Long ago, indigenous people around the globe, such as the Maoris in New Zealand, cooked their food using water from natural hot springs. Later, the Romans engineered a way to use the Earth’s heat to warm their buildings. Now, with modern technology, geothermal wells are drilled deep into the ground in order to tap into the heat radiating from the Earth’s core and transform it into electricity.

However, one remaining challenge associated with drilling geothermal wells is the presence of hard rocks, such as granite, that slow down the process and wear down drill bits. In turn, this causes drilling time and expenses to increase.

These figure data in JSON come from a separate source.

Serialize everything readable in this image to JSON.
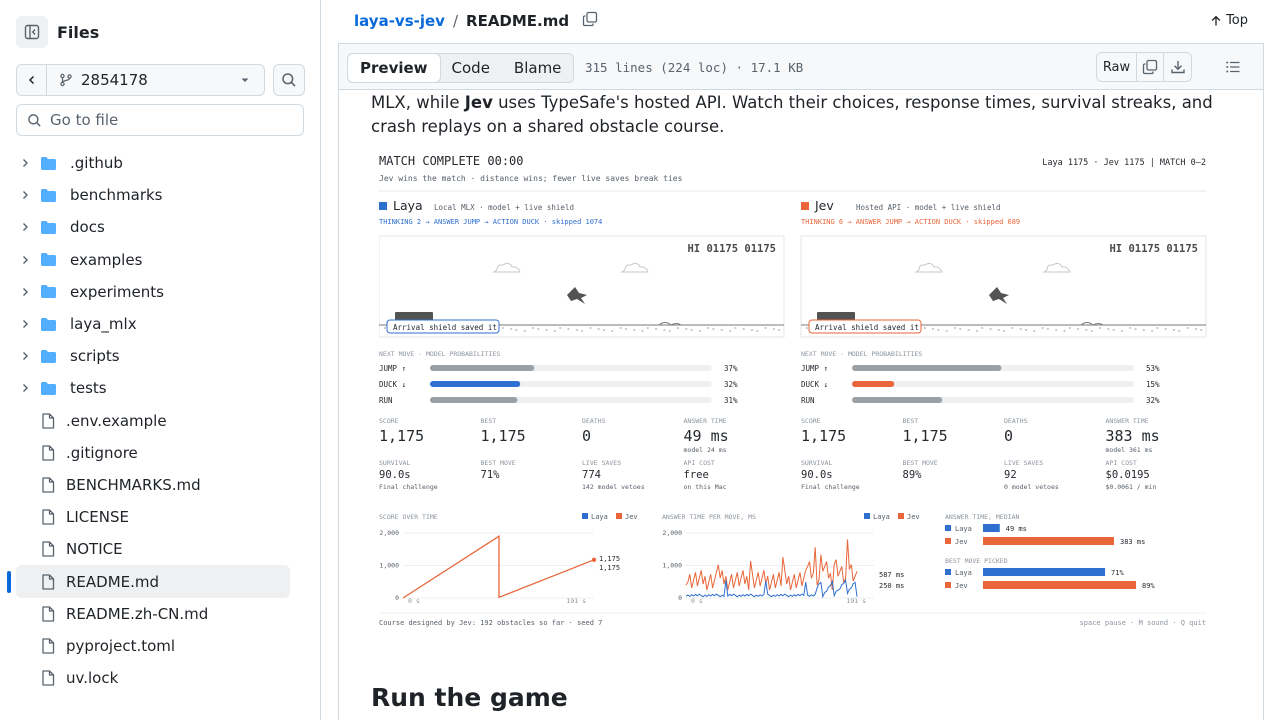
{
  "sidebar": {
    "title": "Files",
    "branch": "2854178",
    "goto_placeholder": "Go to file",
    "items": [
      {
        "label": ".github",
        "type": "dir"
      },
      {
        "label": "benchmarks",
        "type": "dir"
      },
      {
        "label": "docs",
        "type": "dir"
      },
      {
        "label": "examples",
        "type": "dir"
      },
      {
        "label": "experiments",
        "type": "dir"
      },
      {
        "label": "laya_mlx",
        "type": "dir"
      },
      {
        "label": "scripts",
        "type": "dir"
      },
      {
        "label": "tests",
        "type": "dir"
      },
      {
        "label": ".env.example",
        "type": "file"
      },
      {
        "label": ".gitignore",
        "type": "file"
      },
      {
        "label": "BENCHMARKS.md",
        "type": "file"
      },
      {
        "label": "LICENSE",
        "type": "file"
      },
      {
        "label": "NOTICE",
        "type": "file"
      },
      {
        "label": "README.md",
        "type": "file",
        "active": true
      },
      {
        "label": "README.zh-CN.md",
        "type": "file"
      },
      {
        "label": "pyproject.toml",
        "type": "file"
      },
      {
        "label": "uv.lock",
        "type": "file"
      }
    ]
  },
  "header": {
    "repo": "laya-vs-jev",
    "separator": "/",
    "file": "README.md",
    "top_label": "Top"
  },
  "filebar": {
    "tabs": [
      "Preview",
      "Code",
      "Blame"
    ],
    "info": "315 lines (224 loc) · 17.1 KB",
    "raw_label": "Raw"
  },
  "content": {
    "para_part1": "MLX, while ",
    "para_bold": "Jev",
    "para_part2": " uses TypeSafe's hosted API. Watch their choices, response times, survival streaks, and crash replays on a shared obstacle course.",
    "heading": "Run the game"
  },
  "game": {
    "title": "MATCH COMPLETE  00:00",
    "subtitle": "Jev wins the match  ·  distance wins; fewer live saves break ties",
    "scoreline": "Laya 1175  ·  Jev 1175   |  MATCH 0–2",
    "hi": "HI 01175 01175",
    "probs_title": "NEXT MOVE · MODEL PROBABILITIES",
    "footer_left": "Course designed by Jev: 192 obstacles so far · seed 7",
    "footer_right": "space pause · M sound · Q quit",
    "colors": {
      "laya": "#2f6fd0",
      "jev": "#e8663a",
      "gray": "#9aa0a6"
    },
    "players": [
      {
        "name": "Laya",
        "desc": "Local MLX · model + live shield",
        "trace": "THINKING 2  →  ANSWER JUMP  →  ACTION DUCK  ·  skipped 1074",
        "badge": "Arrival shield saved it",
        "probs": [
          {
            "label": "JUMP  ↑",
            "pct": "37%",
            "v": 0.37,
            "hl": false
          },
          {
            "label": "DUCK  ↓",
            "pct": "32%",
            "v": 0.32,
            "hl": true
          },
          {
            "label": "RUN",
            "pct": "31%",
            "v": 0.31,
            "hl": false
          }
        ],
        "stats": [
          {
            "label": "SCORE",
            "value": "1,175",
            "sub": ""
          },
          {
            "label": "BEST",
            "value": "1,175",
            "sub": ""
          },
          {
            "label": "DEATHS",
            "value": "0",
            "sub": ""
          },
          {
            "label": "ANSWER TIME",
            "value": "49 ms",
            "sub": "model 24 ms"
          }
        ],
        "stats2": [
          {
            "label": "SURVIVAL",
            "value": "90.0s",
            "sub": "Final challenge"
          },
          {
            "label": "BEST MOVE",
            "value": "71%",
            "sub": ""
          },
          {
            "label": "LIVE SAVES",
            "value": "774",
            "sub": "142 model vetoes"
          },
          {
            "label": "API COST",
            "value": "free",
            "sub": "on this Mac"
          }
        ]
      },
      {
        "name": "Jev",
        "desc": "Hosted API · model + live shield",
        "trace": "THINKING 6  →  ANSWER JUMP  →  ACTION DUCK  ·  skipped 689",
        "badge": "Arrival shield saved it",
        "probs": [
          {
            "label": "JUMP  ↑",
            "pct": "53%",
            "v": 0.53,
            "hl": false
          },
          {
            "label": "DUCK  ↓",
            "pct": "15%",
            "v": 0.15,
            "hl": true
          },
          {
            "label": "RUN",
            "pct": "32%",
            "v": 0.32,
            "hl": false
          }
        ],
        "stats": [
          {
            "label": "SCORE",
            "value": "1,175",
            "sub": ""
          },
          {
            "label": "BEST",
            "value": "1,175",
            "sub": ""
          },
          {
            "label": "DEATHS",
            "value": "0",
            "sub": ""
          },
          {
            "label": "ANSWER TIME",
            "value": "383 ms",
            "sub": "model 361 ms"
          }
        ],
        "stats2": [
          {
            "label": "SURVIVAL",
            "value": "90.0s",
            "sub": "Final challenge"
          },
          {
            "label": "BEST MOVE",
            "value": "89%",
            "sub": ""
          },
          {
            "label": "LIVE SAVES",
            "value": "92",
            "sub": "0 model vetoes"
          },
          {
            "label": "API COST",
            "value": "$0.0195",
            "sub": "$0.0061 / min"
          }
        ]
      }
    ]
  },
  "chart_data": [
    {
      "type": "line",
      "title": "SCORE OVER TIME",
      "series": [
        {
          "name": "Laya"
        },
        {
          "name": "Jev"
        }
      ],
      "ylim": [
        0,
        2000
      ],
      "yticks": [
        "2,000",
        "1,000",
        "0"
      ],
      "xticks": [
        "0 s",
        "191 s"
      ],
      "end_labels": [
        "1,175",
        "1,175"
      ]
    },
    {
      "type": "line",
      "title": "ANSWER TIME PER MOVE, MS",
      "series": [
        {
          "name": "Laya"
        },
        {
          "name": "Jev"
        }
      ],
      "ylim": [
        0,
        2000
      ],
      "yticks": [
        "2,000",
        "1,000",
        "0"
      ],
      "xticks": [
        "0 s",
        "191 s"
      ],
      "end_labels": [
        "587 ms",
        "250 ms"
      ]
    },
    {
      "type": "bar",
      "title": "ANSWER TIME, MEDIAN",
      "categories": [
        "Laya",
        "Jev"
      ],
      "values": [
        49,
        383
      ],
      "labels": [
        "49 ms",
        "383 ms"
      ]
    },
    {
      "type": "bar",
      "title": "BEST MOVE PICKED",
      "categories": [
        "Laya",
        "Jev"
      ],
      "values": [
        71,
        89
      ],
      "labels": [
        "71%",
        "89%"
      ]
    }
  ]
}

To combat this, a team of researchers from the J. Mike Walker ’66 Department of Mechanical Engineering at Texas A&M University is developing Shockwave and Plasma Accelerated Rock Cracking (SPARC) drilling technology. By making the creation of wells more efficient, accessible and cost effective, their U.S. Department of Energy funded project will help make geothermal energy a more viable alternative to fossil fuels.

According to information, Dr. David Staack, associate professor, Sallie and Don Davis ’61 Career Development Professor, and College of Engineering director of laboratory instruction, is leading the SPARC project. His team includes Dr. Dion Antao, assistant professor, Dr. Alan Palazzolo, James J. Cain Professor I and Dr. Bruce Tai, assistant professor.

“The drilling technology that we are working on has the potential to increase drilling rates (rate of penetration) and reduce the wear and tear of traditional drill bits. This is achieved by locally prestressing or precracking the rock being drilled prior to the cutting action of the drill bit,” said Dr. Antao.

As Dr. Staack further explained, the team’s SPARC technology will equip traditional drill bits with high voltage electrodes on the tip that emit a microscopic plasma discharge to shock the rock and crack it like a tiny explosion. Creating fractures and weakening the rock will allow the drill head, affixed with conventional diamond cutters, to have an easier time breaking through the material.

As Dr. Palazzolo described, along with setting the stage for further development of geothermal energy, using electric plasma bursts to increase the rate of penetration will enable the drilling process to be streamlined and therefore be more cost competitive with nonrenewable resources.

“It’s very exciting to be able to apply my expertise in machining research to study rock drilling with a real-world application,” said Dr. Tai. “This is truly a novel, interdisciplinary idea that will be a game changer.”

A game changer that U.S. Secretary of Energy Rick Perry summed up in his related press release.

“Geothermal energy is a clean and efficient base-load energy resource, making it an important part of our nation’s diverse energy portfolio,” said Perry. “Developing new, efficient drilling technologies will reduce these costs and increase the availability of this domestic renewable energy resource.”